Now, you could argue that public domain is more open, because there are no restrictions; but equally, the GNU GPL has worked better than "weaker" licences like BSD precisely because it insists on reciprocity, which prevents people taking software closed.

So, you might argue that the open data approach of GISAID actually achieves more, in terms of the viral effect of its licence, than GenBank does.


Carla Del Rio said...

Glyn is spot on. There are absolutely no attempts to promote any form of scientific etiquette in databases such as GenBank, which are keen on stripping all the protection of data, while at the same time enabling those resourceful enough to attach their restrictions, thus hampering others from using the data that was actually unrestricted at the time it was deposited. That’s what placing data into the public domain (a legal definition) does. This dilemma has done little to promote data sharing especially for countries that are economically less fortunate.

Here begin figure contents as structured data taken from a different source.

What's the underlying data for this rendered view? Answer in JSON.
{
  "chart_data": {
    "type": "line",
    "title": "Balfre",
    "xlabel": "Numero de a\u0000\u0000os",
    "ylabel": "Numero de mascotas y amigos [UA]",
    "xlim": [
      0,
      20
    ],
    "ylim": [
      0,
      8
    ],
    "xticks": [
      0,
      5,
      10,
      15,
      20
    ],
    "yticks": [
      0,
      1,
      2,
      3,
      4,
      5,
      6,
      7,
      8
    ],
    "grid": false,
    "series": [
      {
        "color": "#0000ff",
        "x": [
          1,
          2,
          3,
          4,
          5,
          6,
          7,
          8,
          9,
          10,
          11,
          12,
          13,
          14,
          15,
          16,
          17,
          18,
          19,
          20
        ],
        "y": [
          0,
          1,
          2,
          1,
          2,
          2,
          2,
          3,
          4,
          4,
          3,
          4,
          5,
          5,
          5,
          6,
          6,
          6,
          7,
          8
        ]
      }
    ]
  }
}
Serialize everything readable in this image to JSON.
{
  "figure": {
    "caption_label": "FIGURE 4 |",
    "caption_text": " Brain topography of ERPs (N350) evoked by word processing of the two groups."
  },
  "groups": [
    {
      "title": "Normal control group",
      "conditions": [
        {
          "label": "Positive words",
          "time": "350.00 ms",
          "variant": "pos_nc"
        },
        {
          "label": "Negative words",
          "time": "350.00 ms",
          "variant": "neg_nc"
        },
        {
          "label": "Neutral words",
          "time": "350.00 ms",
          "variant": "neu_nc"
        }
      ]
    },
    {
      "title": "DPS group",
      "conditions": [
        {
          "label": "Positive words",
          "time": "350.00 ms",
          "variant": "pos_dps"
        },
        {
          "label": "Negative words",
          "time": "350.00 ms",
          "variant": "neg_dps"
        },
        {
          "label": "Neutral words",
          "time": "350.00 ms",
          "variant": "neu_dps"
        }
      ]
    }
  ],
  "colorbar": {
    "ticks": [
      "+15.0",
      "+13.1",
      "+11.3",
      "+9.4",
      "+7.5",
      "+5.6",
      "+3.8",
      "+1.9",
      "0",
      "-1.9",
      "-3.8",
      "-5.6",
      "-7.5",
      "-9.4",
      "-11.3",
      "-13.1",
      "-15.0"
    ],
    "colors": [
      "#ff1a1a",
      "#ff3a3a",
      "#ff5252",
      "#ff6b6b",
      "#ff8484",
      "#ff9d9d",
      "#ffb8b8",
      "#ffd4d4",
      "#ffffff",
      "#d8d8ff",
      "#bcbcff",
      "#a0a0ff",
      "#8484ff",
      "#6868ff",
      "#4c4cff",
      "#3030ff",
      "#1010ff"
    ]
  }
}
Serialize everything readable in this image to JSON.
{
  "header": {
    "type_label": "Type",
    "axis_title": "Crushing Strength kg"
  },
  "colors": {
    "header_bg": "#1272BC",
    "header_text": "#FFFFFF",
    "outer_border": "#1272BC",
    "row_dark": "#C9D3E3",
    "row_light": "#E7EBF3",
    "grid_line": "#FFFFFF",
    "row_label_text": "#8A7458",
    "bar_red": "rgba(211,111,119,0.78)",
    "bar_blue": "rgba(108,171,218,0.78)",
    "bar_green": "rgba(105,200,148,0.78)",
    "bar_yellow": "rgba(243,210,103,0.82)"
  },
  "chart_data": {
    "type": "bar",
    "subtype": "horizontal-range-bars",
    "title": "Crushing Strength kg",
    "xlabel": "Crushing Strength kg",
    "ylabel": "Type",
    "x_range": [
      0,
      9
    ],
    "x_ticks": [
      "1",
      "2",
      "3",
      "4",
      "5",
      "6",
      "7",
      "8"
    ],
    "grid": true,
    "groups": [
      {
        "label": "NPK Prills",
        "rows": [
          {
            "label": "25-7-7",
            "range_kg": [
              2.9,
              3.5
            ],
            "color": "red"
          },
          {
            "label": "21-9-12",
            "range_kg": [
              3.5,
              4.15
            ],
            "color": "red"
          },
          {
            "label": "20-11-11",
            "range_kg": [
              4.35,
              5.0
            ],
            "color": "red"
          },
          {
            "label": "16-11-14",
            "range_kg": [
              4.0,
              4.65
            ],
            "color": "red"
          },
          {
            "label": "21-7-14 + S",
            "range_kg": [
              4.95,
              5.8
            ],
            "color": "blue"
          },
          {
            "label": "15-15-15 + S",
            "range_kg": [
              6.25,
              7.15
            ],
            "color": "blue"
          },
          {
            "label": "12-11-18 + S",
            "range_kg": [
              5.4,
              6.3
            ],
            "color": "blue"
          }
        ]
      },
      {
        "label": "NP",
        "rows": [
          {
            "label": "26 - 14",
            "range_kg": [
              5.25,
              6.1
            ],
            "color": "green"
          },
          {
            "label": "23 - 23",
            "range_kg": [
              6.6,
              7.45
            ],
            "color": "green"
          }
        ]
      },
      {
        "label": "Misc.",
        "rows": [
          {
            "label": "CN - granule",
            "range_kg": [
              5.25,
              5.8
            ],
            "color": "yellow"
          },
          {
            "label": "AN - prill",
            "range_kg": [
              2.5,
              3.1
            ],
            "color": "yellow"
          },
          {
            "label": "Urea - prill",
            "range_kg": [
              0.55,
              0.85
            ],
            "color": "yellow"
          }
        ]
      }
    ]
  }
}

GISAID has become so incredibly successful because its mechanism does indeed prevent this form of exploitation at the expense of the whole community. And to enforce this data-sharing concept all that’s effectively asked, is for users to identify themselves to the rest of the community.

So GISAID’s concept of equal access for all and true transparency does anything but translate into restrictions, as Ms. Squires is suggesting.

flugenome said...

hi burke
thank you for sharing your perspective. may be you misunderstood the wish of the gisaid community and reason why they added measures of transparency on their site. they are keen on establishing an equal playing-field by making sure all its users adhere to a rather basic code of ethics that asks what many of us practice anyway, i.e. the acknowledgment of the labs that provided the sample in the first place as well as the acknowledgement of those folks that go through the trouble of isolating and sequencing the virus before they uploaded to its database.

them asking their peers not to attach any form of restrictions is no different from what open-source rather successfully spells out for the internet. by contrast genbank & public domain databases leave data totally exposed to those that have the means to apply restrictions on the data. that's the problem that glyn pointed out.

on another note, i'd be curious to know why you created on your website http://www.iterasi.net/public/users/burkesquires an open gateway to the gisaid database, which practically allowed the bypassing of gisaid's registration/login procedure. cheers, hans

Glyn Moody said...

@hans: nicely put.

Unknown said...

@hans...Thank you so much for alerting me to the open link to GISAID. How stupid of me! Sorry about that! I have since removed that links.
@all, I appreciate all the points here and when I have a moment I look forward to continuing the discourse.